The models were also able to predict the gender, race and age of test subjects undergoing X-rays. Additionally, there was a significant correlation between each model’s accuracy in demographic predictions and the size of the equity gap. This suggests that models may operate demographic categorization as a shortcut to predicting disease.
The researchers then tried to reduce the fairness gaps by using two types of strategies. For one set of models, they trained them to optimize for “subgroup robustness,” meaning that the models are rewarded for performing better in the subgroup where they perform worst, and penalized if the error rate in one group is higher than the others.
In another set of models, the researchers had them remove all demographic information from the photos, using an “adversarial group” approach. The researchers found that both strategies worked quite well.
“For distribution data, existing state-of-the-art methods can be leveraged to reduce fairness gaps without significant compromises to overall performance,” Ghassemi says. “Subgroup tough methods force models to be sensitive to misprediction of a particular group, while group adversarial methods attempt to remove group information entirely.”
It’s not always fairer
However, these approaches only worked when the models were tested on data from the same types of patients they were trained on – for example, only patients from the Beth Israel Deaconess Medical Center dataset.
When the researchers tested the “decolorized” models using BIDMC data to analyze patients from five other hospital datasets, they found that the overall accuracy of the models remained high, but some of them showed gigantic gaps in fairness.
“If you challenge the model for one group of patients, that fairness will not necessarily apply when you move to a recent group of patients from a different hospital in a different location,” Zhang says.
This is worrying because in many cases hospitals operate models developed based on data from other hospitals, especially when they buy an off-the-shelf model, the researchers said.
“We found that even state-of-the-art models that perform optimally on data similar to their training sets are not optimal—that is, they do not represent the best trade-off between overall and subgroup performance—in the novel setting,” Ghassemi says. “Unfortunately, this is likely how the model will be implemented. Most models are trained and validated on data from a single hospital or source and then deployed broadly.”
The researchers found that models that were biased using adversarial group approaches showed slightly greater fairness when tested on recent groups of patients than those biased using subgroup robustness methods.

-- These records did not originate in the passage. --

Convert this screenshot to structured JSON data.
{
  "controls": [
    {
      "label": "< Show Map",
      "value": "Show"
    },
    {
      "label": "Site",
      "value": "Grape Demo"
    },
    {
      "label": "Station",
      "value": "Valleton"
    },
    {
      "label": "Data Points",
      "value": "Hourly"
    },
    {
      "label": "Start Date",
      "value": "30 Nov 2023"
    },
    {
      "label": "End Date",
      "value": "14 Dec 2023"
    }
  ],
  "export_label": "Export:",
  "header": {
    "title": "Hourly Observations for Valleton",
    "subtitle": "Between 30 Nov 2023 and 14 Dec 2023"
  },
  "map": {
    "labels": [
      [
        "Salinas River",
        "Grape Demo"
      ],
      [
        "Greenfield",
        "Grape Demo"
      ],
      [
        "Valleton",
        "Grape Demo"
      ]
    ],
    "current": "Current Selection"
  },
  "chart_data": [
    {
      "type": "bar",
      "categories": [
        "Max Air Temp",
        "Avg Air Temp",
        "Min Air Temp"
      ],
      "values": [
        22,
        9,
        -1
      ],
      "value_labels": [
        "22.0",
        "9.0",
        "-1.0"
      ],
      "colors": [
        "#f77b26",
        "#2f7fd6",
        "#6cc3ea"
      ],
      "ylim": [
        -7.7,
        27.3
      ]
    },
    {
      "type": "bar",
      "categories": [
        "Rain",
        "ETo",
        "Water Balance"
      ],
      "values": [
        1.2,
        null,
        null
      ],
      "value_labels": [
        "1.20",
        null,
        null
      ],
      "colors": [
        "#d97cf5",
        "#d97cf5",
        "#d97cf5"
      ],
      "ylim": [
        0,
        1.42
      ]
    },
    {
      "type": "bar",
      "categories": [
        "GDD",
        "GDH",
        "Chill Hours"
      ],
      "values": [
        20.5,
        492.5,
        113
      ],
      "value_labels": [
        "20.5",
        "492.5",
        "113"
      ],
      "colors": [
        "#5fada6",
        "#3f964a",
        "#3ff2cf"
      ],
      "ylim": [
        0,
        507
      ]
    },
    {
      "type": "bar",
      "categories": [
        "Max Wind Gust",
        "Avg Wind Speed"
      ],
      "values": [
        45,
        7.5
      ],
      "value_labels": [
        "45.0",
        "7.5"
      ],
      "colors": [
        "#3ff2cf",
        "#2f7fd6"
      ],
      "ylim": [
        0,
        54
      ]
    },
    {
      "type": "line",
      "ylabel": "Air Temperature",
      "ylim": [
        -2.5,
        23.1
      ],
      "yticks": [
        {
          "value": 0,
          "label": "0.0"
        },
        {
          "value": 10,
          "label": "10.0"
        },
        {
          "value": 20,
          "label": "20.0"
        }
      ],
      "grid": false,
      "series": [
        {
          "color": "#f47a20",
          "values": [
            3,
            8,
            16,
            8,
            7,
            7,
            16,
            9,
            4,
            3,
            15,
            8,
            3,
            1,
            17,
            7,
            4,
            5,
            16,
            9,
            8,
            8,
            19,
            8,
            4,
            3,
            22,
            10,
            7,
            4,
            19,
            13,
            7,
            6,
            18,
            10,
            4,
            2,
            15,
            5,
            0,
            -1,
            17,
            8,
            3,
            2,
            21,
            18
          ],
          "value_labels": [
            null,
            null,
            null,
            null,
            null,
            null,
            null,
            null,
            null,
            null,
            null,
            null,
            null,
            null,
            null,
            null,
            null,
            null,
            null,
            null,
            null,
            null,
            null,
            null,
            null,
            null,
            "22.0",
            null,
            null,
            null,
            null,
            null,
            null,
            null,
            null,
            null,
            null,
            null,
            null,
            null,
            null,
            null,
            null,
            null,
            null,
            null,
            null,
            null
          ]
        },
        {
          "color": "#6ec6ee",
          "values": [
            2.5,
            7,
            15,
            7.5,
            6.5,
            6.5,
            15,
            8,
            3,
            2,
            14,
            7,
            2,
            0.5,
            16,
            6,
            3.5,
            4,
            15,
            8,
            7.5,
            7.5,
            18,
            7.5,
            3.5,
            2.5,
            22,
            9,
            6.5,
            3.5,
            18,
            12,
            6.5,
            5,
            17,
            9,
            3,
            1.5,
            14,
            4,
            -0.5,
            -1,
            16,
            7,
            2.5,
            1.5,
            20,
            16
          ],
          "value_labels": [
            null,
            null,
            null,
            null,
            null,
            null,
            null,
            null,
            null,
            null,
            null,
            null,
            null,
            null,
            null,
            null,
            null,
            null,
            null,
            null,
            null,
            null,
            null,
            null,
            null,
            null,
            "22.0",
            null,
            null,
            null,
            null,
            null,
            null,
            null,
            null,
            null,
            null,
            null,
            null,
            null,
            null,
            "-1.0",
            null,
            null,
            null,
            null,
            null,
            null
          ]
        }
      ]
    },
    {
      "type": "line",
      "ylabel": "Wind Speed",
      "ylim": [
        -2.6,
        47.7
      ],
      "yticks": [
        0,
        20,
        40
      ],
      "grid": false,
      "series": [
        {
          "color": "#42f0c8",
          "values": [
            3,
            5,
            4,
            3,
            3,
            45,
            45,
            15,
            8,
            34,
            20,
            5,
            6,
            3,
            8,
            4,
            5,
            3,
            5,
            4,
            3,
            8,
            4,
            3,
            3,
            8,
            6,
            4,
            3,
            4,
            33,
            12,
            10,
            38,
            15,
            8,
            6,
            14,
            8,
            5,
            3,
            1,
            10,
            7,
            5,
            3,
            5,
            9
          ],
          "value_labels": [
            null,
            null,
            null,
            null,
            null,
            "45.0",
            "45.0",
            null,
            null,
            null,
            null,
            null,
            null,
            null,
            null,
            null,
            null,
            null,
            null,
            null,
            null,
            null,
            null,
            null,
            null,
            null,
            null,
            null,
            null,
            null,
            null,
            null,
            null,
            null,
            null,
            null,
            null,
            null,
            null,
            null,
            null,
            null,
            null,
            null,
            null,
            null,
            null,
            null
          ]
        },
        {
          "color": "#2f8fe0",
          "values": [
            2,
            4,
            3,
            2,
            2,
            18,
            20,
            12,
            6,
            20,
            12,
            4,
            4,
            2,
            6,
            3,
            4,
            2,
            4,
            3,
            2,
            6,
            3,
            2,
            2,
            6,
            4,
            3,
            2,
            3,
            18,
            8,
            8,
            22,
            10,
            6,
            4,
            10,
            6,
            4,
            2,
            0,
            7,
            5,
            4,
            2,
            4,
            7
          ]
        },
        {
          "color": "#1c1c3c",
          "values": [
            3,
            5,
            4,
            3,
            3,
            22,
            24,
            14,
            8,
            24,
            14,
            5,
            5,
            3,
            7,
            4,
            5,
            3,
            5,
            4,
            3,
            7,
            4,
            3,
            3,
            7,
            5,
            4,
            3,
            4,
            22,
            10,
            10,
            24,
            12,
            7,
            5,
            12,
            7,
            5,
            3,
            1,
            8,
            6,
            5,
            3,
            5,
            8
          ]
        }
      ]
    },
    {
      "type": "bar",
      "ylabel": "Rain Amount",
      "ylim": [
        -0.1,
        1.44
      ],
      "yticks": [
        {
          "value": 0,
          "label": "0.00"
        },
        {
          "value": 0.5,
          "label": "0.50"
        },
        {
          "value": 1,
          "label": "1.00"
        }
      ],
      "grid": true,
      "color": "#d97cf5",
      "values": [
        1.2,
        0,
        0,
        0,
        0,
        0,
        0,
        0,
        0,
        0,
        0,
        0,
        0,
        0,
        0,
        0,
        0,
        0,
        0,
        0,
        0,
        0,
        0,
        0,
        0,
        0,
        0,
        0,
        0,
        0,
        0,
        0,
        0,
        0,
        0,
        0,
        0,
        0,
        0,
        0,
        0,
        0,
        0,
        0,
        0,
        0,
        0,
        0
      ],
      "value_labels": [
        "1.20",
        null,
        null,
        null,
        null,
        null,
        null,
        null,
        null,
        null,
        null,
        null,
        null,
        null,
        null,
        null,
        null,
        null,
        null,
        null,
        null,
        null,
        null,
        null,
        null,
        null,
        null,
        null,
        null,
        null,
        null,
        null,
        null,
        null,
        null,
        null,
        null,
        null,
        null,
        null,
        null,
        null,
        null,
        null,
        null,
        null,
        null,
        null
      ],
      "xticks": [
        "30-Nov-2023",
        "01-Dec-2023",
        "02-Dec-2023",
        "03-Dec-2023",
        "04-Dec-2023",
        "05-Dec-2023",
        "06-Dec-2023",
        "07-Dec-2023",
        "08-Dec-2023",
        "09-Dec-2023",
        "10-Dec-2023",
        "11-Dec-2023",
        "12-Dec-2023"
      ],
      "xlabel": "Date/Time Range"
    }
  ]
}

Now they plan to try to develop and test additional methods to see if they can create models that are better at making fair predictions on recent data sets.
The results suggest that hospitals using these types of AI models should evaluate them on their own patient populations before deploying them to ensure they do not produce incorrect results for certain groups.
The research was funded by the Google Research Scholar Award Program, the Harold Amos Healthcare Workforce Development Program of the Robert Wood Johnson Foundation, RSNA Health Disparities, the Lacuna Fund, the Gordon and Betty Moore Foundation, the National Institute of Biomedical Imaging and Bioengineering, and the National Heart, Lung, and Blood Institute.
Source:
Magazine Reference:
Yang, Y., et al. (2024). The limits of fair medical imaging AI in real-world generalization. Nature’s Medicine. doi.org/10.1038/s41591-024-03113-4.